Comment by Thoreau —
December 2, 2008 @ 12:17 pm
joe-
They were certainly right to the extent that their prediction came true. The question is whether they were acting on good information or just a broken clock at the right time of day.
If they were tapping the phone of somebody who wasn’t involved in the attacks, and heard the Taj Hotel mentioned in a conversation that was completely misinterpreted, that doesn’t mean they had good information.
As to raising the alert level at the hotel: This just shows how useless information can be unless it is highly, highly specific. If you have, say, additional surveillance cameras and metal detectors and you limit access to the upper floors to registered guests and stuff like that, it’s completely useless when some guys with AK-47s show up. Conversely, a bunch of armed guards would be useless against some guys who show up, check into a room, and smuggle the components of a bomb in with several pieces of luggage.
Comment by Steven Taylor —
December 2, 2008 @ 1:15 pm
Thoreau,
What, you mean things like this: A 50% Chance of WMD Terrorism?
Comment by sglover —
December 2, 2008 @ 9:01 pm
Hell, how does anyone know that the intelligence crowd predicted anything? How do we know that this isn’t simply their PR arms, trying to milk a catastrophe? That’s **one** “core competency” that they have, anyway…..
Comment by joe from Lowell —
December 2, 2008 @ 10:35 pm
I don’t know, thoreau. There seems to be a pattern to how the wrong predictions turn out. First, they’re wrong. Spectacularly wrong. Nothing, and I mean nothing, happens.
Second, details like the right city, landings by boat in the harbor, and the hotel? That doesn’t sound like the “possible attacks on modes of transport in New York, Miami, Philadelphia, Washington, Baltimore, or Boston, using bombs, automatic rifles, grenades, or WMD!” warnings we usually get.
I know what you’re saying, but this isn’t the same thing at all.
Comment by Thoreau —
December 2, 2008 @ 11:08 pm
joe-
I know what you’re saying, but I’d still love to see the memo sent to Indian Intelligence.
If it listed multiple cities, multiple targets in each city, and something like “Attackers may be smuggled in by boat, car, plane, donkey, scuba, tunnels, or hot air balloons” then I’m a bit more skeptical.

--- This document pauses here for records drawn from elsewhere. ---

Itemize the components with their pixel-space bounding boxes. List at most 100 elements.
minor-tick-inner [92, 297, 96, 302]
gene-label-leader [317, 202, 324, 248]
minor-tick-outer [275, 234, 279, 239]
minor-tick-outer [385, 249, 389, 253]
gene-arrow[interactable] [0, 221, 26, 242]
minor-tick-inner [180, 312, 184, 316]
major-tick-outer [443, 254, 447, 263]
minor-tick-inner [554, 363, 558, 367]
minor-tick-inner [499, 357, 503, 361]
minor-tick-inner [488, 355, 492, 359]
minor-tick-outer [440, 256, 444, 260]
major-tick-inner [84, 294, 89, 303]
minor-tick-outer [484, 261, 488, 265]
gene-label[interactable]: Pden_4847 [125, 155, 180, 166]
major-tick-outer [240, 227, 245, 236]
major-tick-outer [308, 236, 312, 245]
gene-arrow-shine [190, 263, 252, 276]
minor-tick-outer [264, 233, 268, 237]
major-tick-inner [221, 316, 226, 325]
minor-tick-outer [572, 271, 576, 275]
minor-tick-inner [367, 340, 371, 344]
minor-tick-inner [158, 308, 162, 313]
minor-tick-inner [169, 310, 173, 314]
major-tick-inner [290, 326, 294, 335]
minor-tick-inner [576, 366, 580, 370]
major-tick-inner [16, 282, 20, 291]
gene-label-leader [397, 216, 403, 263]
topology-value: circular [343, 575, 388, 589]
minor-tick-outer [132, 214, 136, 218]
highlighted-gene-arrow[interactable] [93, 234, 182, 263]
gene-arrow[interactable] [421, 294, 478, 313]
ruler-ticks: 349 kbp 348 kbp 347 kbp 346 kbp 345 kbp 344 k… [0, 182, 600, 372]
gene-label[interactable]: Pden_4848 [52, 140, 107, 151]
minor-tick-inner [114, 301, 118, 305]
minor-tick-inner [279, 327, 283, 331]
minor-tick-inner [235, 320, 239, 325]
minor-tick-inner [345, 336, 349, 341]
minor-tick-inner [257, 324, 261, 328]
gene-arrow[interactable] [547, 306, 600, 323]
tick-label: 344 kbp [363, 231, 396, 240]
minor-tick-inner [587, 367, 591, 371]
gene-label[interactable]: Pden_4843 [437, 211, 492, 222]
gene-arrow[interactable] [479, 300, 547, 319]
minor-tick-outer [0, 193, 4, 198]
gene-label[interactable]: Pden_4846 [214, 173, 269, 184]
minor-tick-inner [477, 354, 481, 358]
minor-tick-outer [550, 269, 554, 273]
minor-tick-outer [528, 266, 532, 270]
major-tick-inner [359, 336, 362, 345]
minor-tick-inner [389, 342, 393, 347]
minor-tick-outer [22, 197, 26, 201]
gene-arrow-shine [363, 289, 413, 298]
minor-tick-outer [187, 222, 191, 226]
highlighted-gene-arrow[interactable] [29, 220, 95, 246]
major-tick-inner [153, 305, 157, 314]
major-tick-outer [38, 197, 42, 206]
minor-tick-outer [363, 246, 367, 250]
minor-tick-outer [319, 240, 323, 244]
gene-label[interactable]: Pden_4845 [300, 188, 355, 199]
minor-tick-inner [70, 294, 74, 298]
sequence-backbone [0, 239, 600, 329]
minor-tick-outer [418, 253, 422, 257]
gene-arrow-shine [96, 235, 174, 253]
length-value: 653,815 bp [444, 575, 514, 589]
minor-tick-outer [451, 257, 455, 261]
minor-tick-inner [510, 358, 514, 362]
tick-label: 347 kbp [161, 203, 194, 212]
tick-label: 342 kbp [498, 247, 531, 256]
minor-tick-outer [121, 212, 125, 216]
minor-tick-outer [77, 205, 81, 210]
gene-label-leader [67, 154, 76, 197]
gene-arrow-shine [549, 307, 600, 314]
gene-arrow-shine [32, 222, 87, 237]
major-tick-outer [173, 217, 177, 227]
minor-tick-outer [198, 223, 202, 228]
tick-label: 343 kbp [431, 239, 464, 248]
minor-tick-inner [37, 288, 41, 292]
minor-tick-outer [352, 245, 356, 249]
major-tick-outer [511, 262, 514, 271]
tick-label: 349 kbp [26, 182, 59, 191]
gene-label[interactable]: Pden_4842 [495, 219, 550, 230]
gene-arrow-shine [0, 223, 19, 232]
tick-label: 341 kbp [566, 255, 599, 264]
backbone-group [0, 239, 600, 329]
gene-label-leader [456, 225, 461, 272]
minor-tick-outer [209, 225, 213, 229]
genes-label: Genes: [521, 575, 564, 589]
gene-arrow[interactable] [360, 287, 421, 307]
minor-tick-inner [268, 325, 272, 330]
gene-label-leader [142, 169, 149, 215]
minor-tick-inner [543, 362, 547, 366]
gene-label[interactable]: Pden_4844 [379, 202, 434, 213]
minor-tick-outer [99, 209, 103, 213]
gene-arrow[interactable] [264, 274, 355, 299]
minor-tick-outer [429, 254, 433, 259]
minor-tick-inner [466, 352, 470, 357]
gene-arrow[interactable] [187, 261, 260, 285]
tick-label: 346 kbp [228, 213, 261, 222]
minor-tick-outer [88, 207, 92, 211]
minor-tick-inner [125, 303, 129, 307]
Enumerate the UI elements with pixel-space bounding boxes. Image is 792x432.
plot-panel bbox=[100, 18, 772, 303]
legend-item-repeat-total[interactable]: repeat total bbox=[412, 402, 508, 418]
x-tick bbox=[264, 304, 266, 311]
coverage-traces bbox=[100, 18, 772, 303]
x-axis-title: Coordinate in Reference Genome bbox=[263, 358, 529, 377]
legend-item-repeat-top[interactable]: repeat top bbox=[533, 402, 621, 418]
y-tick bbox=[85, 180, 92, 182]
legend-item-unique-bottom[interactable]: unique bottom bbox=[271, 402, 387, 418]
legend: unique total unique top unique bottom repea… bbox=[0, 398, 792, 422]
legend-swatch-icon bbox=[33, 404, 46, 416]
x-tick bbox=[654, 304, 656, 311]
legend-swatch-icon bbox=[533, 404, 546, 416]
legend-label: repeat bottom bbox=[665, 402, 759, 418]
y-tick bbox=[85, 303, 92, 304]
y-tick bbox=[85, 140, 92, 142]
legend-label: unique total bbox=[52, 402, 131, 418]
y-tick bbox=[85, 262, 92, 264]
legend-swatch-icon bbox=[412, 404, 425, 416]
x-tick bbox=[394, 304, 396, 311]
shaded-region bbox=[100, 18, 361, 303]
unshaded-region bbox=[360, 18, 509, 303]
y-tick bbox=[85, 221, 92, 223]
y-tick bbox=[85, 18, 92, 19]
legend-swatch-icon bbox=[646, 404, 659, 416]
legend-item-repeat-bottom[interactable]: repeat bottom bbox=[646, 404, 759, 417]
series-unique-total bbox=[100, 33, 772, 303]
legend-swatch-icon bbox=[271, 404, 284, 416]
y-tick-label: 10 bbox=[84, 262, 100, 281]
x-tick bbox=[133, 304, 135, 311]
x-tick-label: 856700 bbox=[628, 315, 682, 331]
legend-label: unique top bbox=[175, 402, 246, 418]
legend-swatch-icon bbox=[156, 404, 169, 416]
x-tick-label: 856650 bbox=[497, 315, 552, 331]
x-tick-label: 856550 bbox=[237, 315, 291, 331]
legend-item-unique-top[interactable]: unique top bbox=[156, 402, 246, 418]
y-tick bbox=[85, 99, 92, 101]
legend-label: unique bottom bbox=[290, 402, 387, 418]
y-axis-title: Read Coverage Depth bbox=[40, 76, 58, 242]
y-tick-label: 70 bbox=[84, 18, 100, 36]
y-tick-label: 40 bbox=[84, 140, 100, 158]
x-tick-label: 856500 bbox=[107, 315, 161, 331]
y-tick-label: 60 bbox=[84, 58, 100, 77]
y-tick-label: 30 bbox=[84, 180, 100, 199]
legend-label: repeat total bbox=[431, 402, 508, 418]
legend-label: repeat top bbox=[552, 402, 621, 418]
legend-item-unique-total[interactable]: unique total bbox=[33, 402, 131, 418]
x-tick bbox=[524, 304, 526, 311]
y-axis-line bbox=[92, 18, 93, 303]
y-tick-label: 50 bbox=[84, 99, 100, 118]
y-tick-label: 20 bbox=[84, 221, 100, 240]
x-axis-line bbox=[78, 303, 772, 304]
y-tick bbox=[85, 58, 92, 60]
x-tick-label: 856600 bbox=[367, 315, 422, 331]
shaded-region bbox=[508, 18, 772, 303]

Remember that they’re only citing the aspects of the report that match the attack. If the memo was very specific, then, yeah, I guess we have to give them this one. OTOH, if the memo included several possibilities, and one of them happened to match this, then I can’t give them any credit.
So let’s see the memo.
Finally, I’d just point out that as specific as it allegedly was, it wasn’t specific enough to help stop the attack. Security was apparently heightened at the hotel and other possible targets, but eventually they decreased the security, and the measures they put in place reportedly wouldn’t have stopped it: Having security cameras and controlling access to elevators to prevent people from smuggling in a bomb won’t stop the guy who shows up at the front door with an AK-47 blasting.
So I get what you’re saying, but I don’t think they’ve earned any benefit of the doubt. Let’s see the memo, and let’s hear more about the measures put in place in response to that memo, and then we can decide whether to give them some credit.
Comment by y81 —
December 3, 2008 @ 9:29 am
Another issue, besides the ones thoreau raises, is “how many such memos are there?” The government is huge, bureaucrats write memos all day, and if you go through the files you can hundreds of cya memos warning of things that never happen. It’s easy to ignore those and pull out the one that focuses on the Pearl Harbor airfields, or al Qaeda wanting to hijack airplanes, or overleverage at Fannie Mae, or whatever.
Comment by joe from Lowell —
December 3, 2008 @ 10:34 am
Agreed, Thoreau. I’d love to see it, too.